May 4 marks the anniversary of a seminal moment in modern Chinese history. In 1919, the “May 4 movement” broke out — a youth-led uprising against the country’s domination by foreign colonial powers. In the following piece written in 2008, Fidel Castro reflects on this and other milestones in China’s long struggle for independence. The following reflection was published over a two-day period in the Cuban newspaper Granma.
When the First World War broke out in 1914, China joined the allies. As recompense, China was promised that the German concessions in the province of Shandong would be returned at war’s end. After the signing of the Treaty of Versailles, which President Woodrow Wilson imposed on friends and foes alike, the German colonies were transferred to Japan, a more powerful allied than China.

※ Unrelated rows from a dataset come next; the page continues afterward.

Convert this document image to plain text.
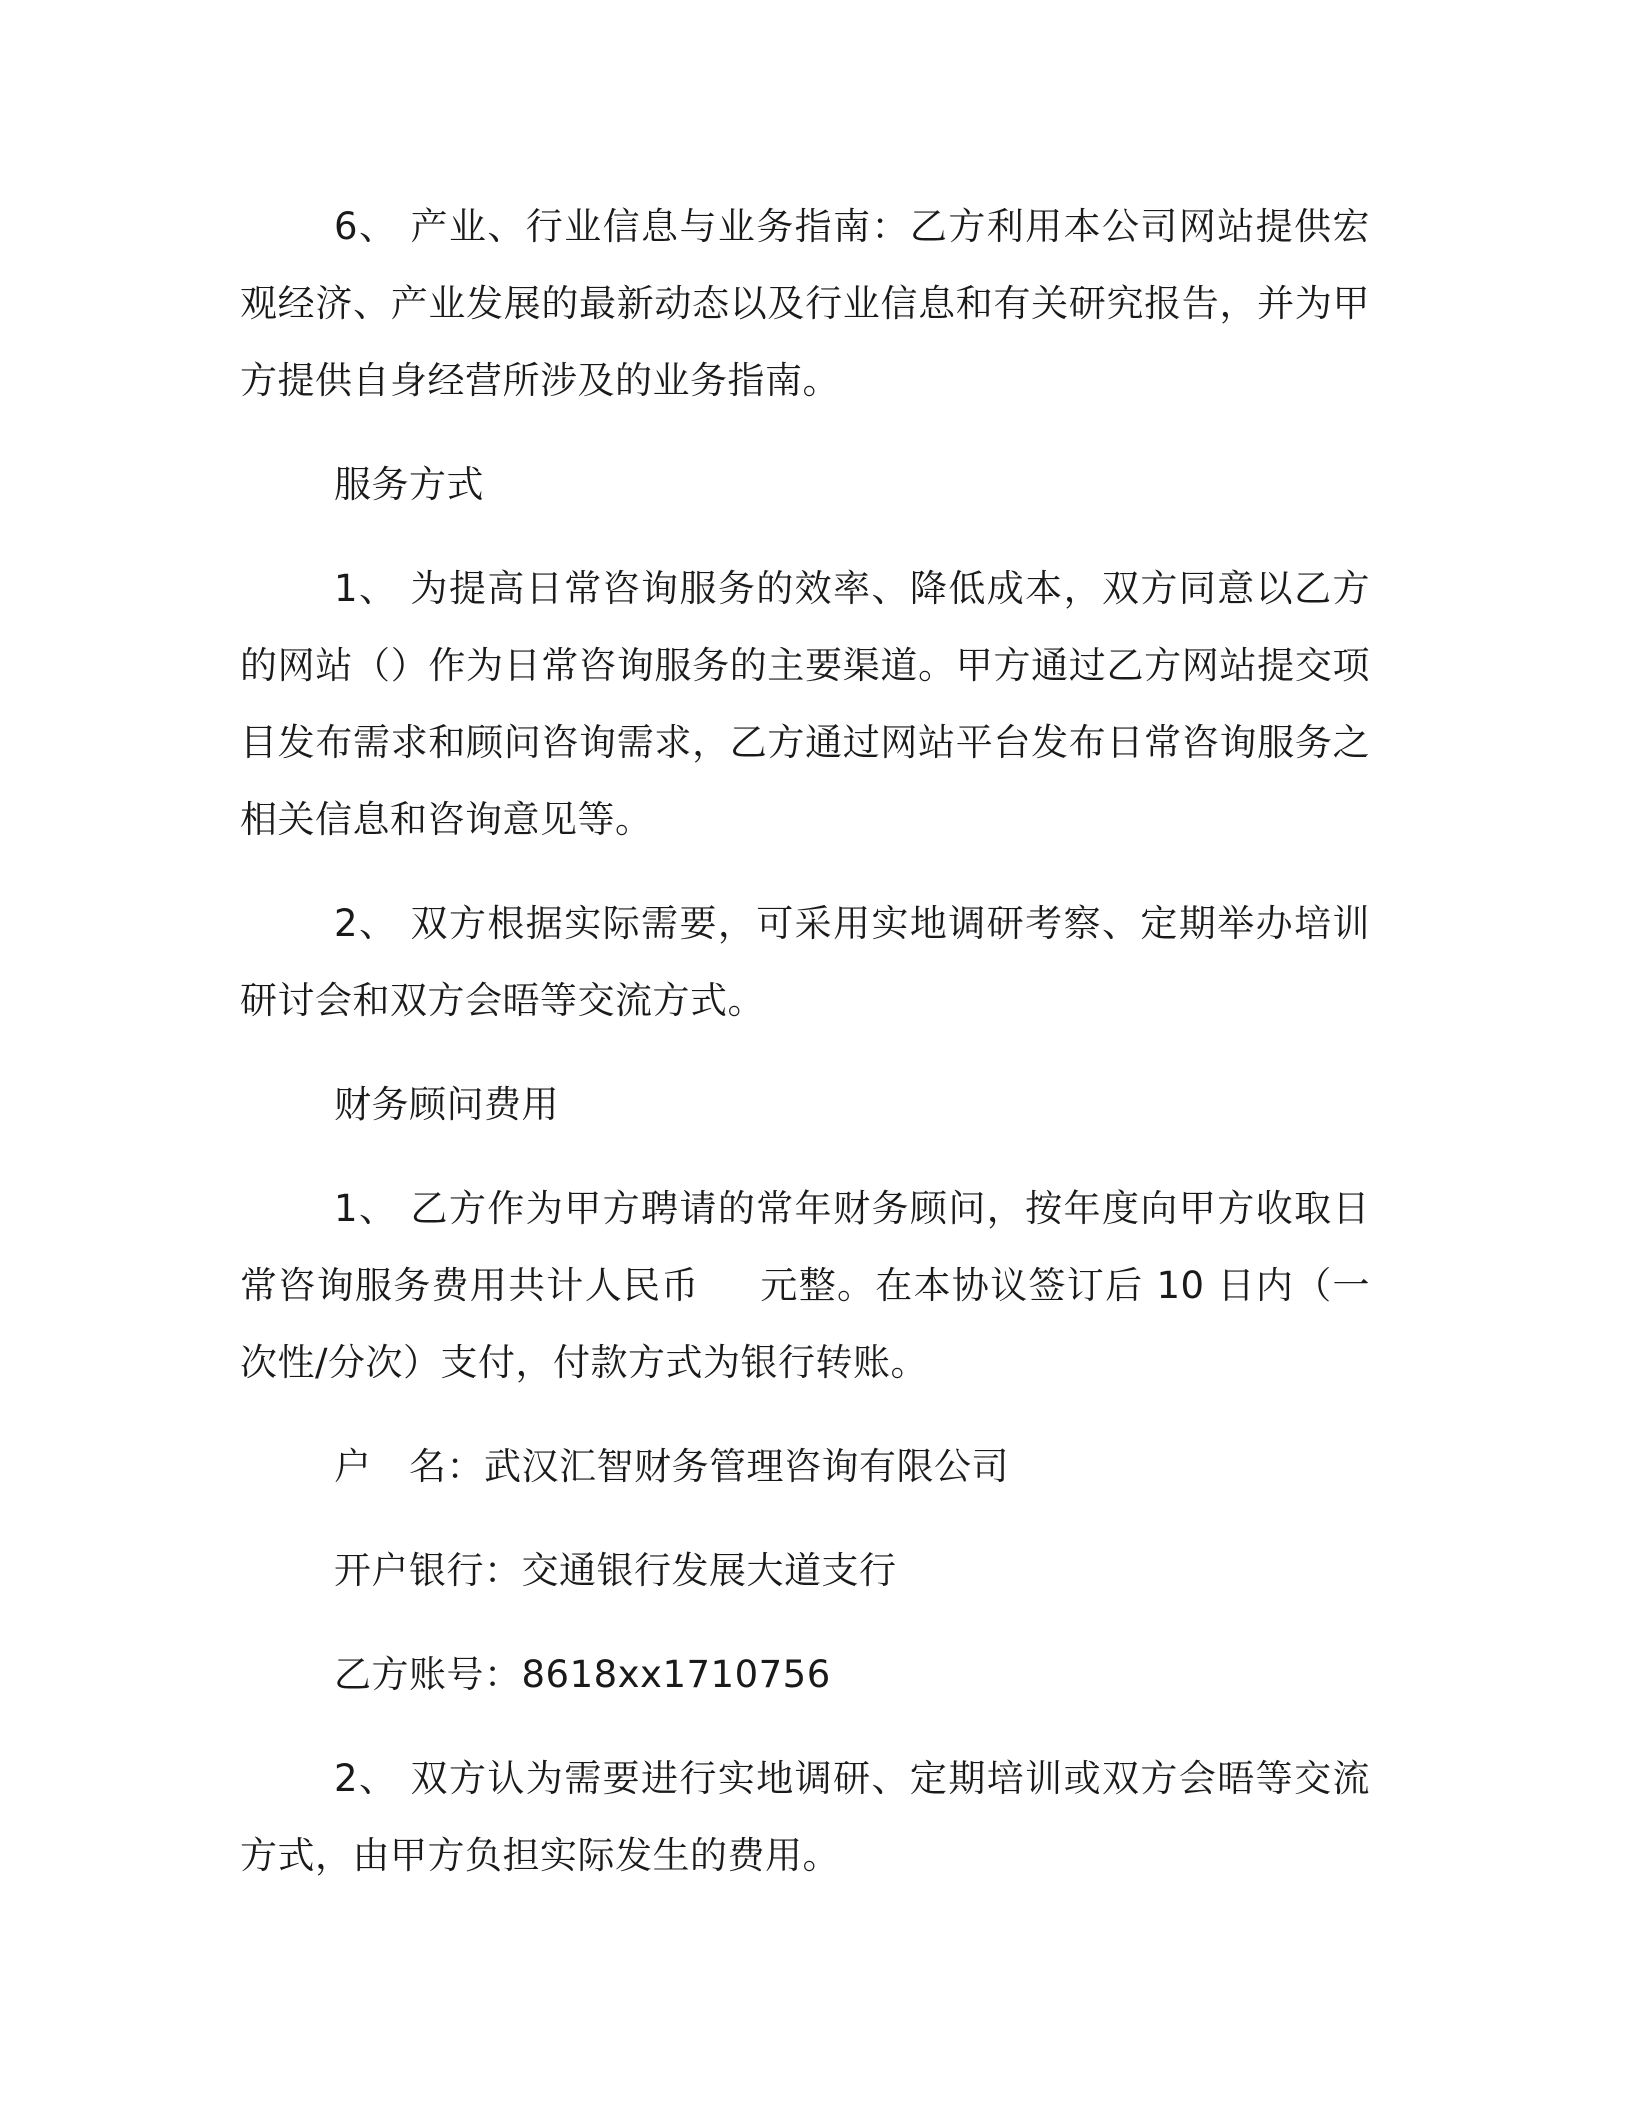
6、 产业、行业信息与业务指南：乙方利用本公司网站提供宏观经济、产业发展的最新动态以及行业信息和有关研究报告，并为甲方提供自身经营所涉及的业务指南。

服务方式

1、 为提高日常咨询服务的效率、降低成本，双方同意以乙方的网站（）作为日常咨询服务的主要渠道。甲方通过乙方网站提交项目发布需求和顾问咨询需求，乙方通过网站平台发布日常咨询服务之相关信息和咨询意见等。

2、 双方根据实际需要，可采用实地调研考察、定期举办培训研讨会和双方会晤等交流方式。

财务顾问费用

1、 乙方作为甲方聘请的常年财务顾问，按年度向甲方收取日常咨询服务费用共计人民币 元整。在本协议签订后 10 日内（一次性/分次）支付，付款方式为银行转账。

户　名：武汉汇智财务管理咨询有限公司

开户银行：交通银行发展大道支行

乙方账号：8618xx1710756

2、 双方认为需要进行实地调研、定期培训或双方会晤等交流方式，由甲方负担实际发生的费用。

Thousands of students gathered in Tiananmen Square on May 4, 1919 to protest this move. The first triumphant nationalist movement in China was born there. Called the “May 4th Movement”, it brought the petite and national bourgeoisie and the workers and peasants under one coalition.
The founding of the Kuomintang or National People’s Party had consolidated the nationalist currents that emerged at the close of the 19th and beginning of the 20th century. It was headed by Dr. Sun Yatsen, a progressive intellectual and revolutionary heavily influenced by the October Revolution, with which he strengthened his party’s ties.
The Chinese Communist Party was founded at a congress held from July 23 to August 5, 1921. Lenin sent representatives of the International to that Congress.